As I add one more child to a more formal schedule; I have had to determine what I can do, what my children can do and what we can handle as a family: with our time, with our costs, with our resources and with our energy. I have done this, successfully, I might add. I know what we're doing and why we're doing it, yet the anticipation of starting it has my stomach in knots.
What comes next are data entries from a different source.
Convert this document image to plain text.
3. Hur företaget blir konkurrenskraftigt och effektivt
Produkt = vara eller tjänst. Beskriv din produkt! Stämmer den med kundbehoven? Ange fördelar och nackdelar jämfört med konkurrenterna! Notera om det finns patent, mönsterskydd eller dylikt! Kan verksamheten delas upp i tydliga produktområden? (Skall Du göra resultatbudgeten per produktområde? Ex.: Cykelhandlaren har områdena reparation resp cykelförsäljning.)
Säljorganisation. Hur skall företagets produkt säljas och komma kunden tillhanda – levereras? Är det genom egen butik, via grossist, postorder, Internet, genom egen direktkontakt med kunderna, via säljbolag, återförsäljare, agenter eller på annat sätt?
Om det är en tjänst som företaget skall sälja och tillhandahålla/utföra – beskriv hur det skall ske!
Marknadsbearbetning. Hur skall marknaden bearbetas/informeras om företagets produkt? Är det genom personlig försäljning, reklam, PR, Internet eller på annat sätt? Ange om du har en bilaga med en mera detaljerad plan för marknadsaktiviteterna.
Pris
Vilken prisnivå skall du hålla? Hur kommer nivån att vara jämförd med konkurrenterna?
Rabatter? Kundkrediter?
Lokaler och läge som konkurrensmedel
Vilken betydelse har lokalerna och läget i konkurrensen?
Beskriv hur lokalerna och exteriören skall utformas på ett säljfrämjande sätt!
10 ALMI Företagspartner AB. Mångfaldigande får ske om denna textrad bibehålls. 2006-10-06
Let me preface this with saying: I love this journey we are on of home education. It has been full of joy, full of learning and full of challenges. It's an ever evolving process of discovery. I jokingly expressed to a friend the other day: "By the last child, I'll have this down!" Amidst the jest there is a grain of truth but mostly there is US, all of us, learning what works and what doesn't - for each child, for our family for: ALL of us. The challenges of learning styles, addressing those individual struggles of character building, the son who has eye tracking issues, the business of that 6 year old (who seriously makes me wonder if she has ADHD), keeping up with the 12 year old who is speeding ahead to high school quicker then I can plan, getting them off to piano, violin, teaching French, running book club, getting off to swimming, youth group, girls club, Bible Study, speech workshops, recitals: well, there is much to do! In amongst these things I have adopted a style of education that is rich, rewarding and full. Charlotte Mason's philosophies have opened the world of learning for us. And even though I have done a number of her suggestions since the beginning we are still adding to our repertoire of CM approaches and fine tuning what we have been doing. I am truly pleased with how we are doing things. So what is it that has me feeling the angst?
These last few days I have had long walks, sat on the beach gazing off into the lake. I have taken it all in and quieted myself. It occurred to me this morning that it's surrender I am missing. Surrender to this year and all its activities, challenges, and to what it holds. So I wrote down how I will surrender. And when I feel the angst rising I will go over my list to make sure I am surrendering.
#1. I will find strength in my personal relationship with Jesus.
#2. I will NOT feel guilty about what we can not do.
#3. I will take time to breath; to go for that run, read that book, crochet that item, go for that tea, sit in the quiet of the morning with that steaming hot cup of coffee, tweet that update, load that beautiful picture.
#4. I will accept help - the encouraging word from a friend, that offer of help....
#5. I will find joy in the moment, thanksgiving in the praise.
#6. I will accept when I've failed, ask for forgiveness and forgive myself.
#7. I will remind myself of this list when I feel like I am loosing my surrender.